Boulder Team Wins International Water Prize

Oct. 29, 2014
Boulder scientists has been recognized for innovations related to water resources

The research team from the University Corporation for Atmospheric Research (UCAR), the University of Colorado Boulder and the National Oceanic and Atmospheric Administration (NOAA), has worked for the past five years to develop a way to use GPS technology to measure soil moisture, snow depth and vegetation water content.

The work has won a 2014 Creativity Prize from the Prince Sultan Bin Abdulaziz International Prize for Water.

Braun and his colleagues—Kristine Larson and Eric Small at CU Boulder and Valery Zavorotny at NOAA’s Earth System Research Laboratory—won the prize for developing a new observational technique that takes advantage of data from high-precision GPS stations.

Although GPS instruments at these stations were installed for other purposes (by geoscientists to measure plate tectonic motions and by surveyors to measure land boundaries), the Boulder research group was able to isolate GPS signals that reflected near the instruments’ antennas to produce daily measurements of soil moisture, vegetation water content, and snow depth. The group named the technique GPS Interferometric Reflectometry (GPS-IR).

Because there are currently over 10,000 such GPS stations operating around the world, the extension of this method to even a subset of these sites would significantly enhance the ability to measure the water cycle.

Currently, the team uses the GPS-IR technique to analyze data streams from existing GPS networks within the western United States. Scientists and government agencies can use their data products, available at the research team’s web portal, to improve monitoring and forecasting of hydrologic variables.

“The GPS-based estimates represent a larger sampling area than traditional point measurements gathered in the field,” said Small, a professor in CU Boulder’s Department of Geological Sciences. “This provides information that is particularly useful for applications such as tracking the amount of water stored in mountain snow pack.”

The research has been funded by the National Science Foundation and NASA.

GPS-IR is based on reflected signals, which are a source of errors that have plagued the primary users of GPS technology since its inception. Larson will accept the award at a ceremony in Riyadh, Saudi Arabia, on Dec. 1, 2014.

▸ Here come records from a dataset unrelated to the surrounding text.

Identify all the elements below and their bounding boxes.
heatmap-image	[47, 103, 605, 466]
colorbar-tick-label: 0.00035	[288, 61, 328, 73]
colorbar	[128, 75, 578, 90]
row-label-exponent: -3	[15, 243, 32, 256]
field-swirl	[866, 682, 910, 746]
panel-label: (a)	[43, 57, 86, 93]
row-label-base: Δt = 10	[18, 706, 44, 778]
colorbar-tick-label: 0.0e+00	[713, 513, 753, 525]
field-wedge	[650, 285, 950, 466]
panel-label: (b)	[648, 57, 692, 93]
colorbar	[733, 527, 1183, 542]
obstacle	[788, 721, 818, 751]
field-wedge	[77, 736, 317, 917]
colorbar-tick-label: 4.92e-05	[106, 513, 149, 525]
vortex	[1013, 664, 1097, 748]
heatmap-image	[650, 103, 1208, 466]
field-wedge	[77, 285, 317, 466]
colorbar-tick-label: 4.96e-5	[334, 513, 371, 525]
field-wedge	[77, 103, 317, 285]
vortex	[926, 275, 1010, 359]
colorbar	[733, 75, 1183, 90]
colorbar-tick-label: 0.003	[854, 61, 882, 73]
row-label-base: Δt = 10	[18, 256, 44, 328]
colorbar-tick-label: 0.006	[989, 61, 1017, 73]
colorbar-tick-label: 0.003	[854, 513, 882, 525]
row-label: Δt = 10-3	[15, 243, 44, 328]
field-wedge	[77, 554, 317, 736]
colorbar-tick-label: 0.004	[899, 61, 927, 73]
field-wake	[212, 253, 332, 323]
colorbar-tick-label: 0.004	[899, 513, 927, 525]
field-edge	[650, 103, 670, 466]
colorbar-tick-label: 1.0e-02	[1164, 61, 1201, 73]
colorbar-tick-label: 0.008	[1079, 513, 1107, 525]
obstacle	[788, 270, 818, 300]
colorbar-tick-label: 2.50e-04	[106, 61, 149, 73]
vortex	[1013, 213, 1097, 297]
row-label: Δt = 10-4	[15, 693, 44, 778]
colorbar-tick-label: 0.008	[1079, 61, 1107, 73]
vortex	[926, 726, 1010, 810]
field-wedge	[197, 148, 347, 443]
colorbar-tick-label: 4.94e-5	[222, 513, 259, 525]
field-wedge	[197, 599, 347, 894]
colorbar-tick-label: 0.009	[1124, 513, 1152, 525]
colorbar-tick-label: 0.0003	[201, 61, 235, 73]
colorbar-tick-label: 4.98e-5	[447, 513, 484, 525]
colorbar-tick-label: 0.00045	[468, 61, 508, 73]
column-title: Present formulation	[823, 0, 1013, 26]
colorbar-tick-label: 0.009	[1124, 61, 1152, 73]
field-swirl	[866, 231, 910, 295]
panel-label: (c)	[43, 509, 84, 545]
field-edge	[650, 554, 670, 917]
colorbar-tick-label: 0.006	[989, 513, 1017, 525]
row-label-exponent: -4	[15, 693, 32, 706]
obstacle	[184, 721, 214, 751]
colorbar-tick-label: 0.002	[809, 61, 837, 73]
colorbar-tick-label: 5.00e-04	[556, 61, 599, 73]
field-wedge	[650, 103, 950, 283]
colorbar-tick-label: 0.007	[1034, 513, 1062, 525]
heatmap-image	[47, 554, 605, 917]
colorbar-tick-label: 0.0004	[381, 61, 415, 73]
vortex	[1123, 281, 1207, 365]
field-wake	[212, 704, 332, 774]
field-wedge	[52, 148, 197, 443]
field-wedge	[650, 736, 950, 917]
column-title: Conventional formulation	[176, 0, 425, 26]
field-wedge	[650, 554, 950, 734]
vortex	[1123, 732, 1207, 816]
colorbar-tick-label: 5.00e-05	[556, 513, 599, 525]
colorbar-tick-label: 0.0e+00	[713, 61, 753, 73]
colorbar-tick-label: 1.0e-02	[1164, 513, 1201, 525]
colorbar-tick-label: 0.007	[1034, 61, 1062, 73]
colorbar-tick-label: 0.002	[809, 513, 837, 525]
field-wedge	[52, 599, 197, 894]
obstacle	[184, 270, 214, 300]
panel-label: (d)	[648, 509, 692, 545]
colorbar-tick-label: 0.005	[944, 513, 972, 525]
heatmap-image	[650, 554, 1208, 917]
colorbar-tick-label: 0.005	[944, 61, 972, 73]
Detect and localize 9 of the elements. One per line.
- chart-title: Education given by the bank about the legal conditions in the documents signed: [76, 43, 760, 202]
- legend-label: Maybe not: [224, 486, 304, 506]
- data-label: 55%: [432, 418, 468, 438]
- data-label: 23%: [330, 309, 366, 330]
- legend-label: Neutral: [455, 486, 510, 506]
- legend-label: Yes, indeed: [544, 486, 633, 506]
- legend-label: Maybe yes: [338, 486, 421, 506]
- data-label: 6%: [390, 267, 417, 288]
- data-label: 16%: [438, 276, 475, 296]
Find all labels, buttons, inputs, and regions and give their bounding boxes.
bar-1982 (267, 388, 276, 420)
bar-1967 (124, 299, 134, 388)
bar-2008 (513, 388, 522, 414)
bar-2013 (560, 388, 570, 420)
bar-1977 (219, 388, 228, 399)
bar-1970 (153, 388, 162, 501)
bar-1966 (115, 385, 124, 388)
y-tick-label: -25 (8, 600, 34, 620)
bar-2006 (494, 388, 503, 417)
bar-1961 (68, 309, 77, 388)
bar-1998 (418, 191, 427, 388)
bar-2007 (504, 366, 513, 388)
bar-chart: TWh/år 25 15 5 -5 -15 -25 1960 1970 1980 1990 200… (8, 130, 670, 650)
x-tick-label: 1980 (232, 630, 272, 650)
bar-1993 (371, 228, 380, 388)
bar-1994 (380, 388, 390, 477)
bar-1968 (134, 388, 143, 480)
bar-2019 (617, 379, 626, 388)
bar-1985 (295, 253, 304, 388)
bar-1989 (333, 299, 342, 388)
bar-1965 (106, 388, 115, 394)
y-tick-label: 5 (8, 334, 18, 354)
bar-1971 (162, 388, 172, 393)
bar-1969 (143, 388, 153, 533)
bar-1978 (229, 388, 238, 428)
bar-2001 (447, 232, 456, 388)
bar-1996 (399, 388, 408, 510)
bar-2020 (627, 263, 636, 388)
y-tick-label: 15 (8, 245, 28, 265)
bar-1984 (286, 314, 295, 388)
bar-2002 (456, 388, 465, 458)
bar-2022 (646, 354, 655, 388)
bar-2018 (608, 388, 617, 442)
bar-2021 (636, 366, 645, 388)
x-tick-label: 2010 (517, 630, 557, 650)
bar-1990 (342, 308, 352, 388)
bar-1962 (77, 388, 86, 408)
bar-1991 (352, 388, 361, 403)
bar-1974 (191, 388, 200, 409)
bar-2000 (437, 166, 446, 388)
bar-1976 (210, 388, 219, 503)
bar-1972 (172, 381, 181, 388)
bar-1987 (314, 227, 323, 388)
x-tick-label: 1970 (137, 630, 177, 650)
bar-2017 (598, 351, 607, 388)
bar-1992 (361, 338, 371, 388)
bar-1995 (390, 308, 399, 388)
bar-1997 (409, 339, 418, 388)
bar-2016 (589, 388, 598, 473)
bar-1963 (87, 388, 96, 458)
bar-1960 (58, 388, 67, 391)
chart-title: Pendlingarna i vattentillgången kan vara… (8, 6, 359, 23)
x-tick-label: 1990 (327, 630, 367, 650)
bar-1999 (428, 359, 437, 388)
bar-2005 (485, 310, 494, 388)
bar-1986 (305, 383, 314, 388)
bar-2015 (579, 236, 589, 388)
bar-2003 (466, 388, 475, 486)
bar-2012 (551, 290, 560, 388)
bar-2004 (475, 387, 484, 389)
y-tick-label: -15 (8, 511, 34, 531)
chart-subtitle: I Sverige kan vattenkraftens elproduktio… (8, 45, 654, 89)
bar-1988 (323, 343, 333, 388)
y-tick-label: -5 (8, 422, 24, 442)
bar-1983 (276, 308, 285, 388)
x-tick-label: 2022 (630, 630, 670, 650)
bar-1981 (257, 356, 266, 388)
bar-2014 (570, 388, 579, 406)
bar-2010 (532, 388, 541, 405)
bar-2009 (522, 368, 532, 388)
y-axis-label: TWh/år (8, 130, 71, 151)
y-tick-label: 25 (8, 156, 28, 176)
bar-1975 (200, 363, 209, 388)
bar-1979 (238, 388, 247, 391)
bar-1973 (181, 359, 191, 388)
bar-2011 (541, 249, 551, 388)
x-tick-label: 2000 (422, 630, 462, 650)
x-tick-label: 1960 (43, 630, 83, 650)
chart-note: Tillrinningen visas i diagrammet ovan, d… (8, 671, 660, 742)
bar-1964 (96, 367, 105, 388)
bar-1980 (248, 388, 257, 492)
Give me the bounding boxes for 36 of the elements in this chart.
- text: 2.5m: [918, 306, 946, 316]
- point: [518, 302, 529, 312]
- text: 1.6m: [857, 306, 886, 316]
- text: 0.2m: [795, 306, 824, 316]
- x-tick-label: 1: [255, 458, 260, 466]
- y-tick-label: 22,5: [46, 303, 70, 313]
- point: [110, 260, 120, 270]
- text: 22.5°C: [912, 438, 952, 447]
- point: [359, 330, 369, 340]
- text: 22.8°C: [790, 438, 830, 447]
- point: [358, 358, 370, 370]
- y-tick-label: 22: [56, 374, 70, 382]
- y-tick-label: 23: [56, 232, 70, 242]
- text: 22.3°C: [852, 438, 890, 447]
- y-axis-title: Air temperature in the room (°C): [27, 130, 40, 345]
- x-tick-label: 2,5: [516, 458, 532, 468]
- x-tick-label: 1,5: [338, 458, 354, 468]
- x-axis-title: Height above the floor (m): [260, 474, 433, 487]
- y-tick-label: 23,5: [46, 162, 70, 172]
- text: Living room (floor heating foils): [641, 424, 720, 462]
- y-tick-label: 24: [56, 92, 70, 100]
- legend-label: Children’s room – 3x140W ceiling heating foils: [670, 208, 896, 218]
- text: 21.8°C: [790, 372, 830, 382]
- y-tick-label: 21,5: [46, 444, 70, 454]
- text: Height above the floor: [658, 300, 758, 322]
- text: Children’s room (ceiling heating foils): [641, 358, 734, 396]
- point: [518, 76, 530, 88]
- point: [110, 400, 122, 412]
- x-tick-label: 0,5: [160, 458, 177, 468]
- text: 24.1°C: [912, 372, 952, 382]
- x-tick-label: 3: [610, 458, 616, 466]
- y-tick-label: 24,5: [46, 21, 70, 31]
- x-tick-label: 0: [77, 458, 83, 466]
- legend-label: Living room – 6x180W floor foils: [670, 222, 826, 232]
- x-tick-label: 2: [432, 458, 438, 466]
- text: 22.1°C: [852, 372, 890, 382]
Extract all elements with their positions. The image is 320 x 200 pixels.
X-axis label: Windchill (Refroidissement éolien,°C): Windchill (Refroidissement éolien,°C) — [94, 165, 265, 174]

The 2014 Creativity Prize, worth $266,000, was split between the Boulder-based GPS-IR group and scientists at Princeton University studying drought.

Several Colorado researchers have been recognized with the International Prize for Water since its inception in 2004.

Previous winners include: 

  • Kevin Trenberth and Aiguo Dai, Surface Water Prize, 2012 (National Center for Atmospheric Research, Boulder, Colo.)
  • Chih Ted Yang, Surface Water Prize, 2008 (Colorado State University, Ft. Collins, Colo.)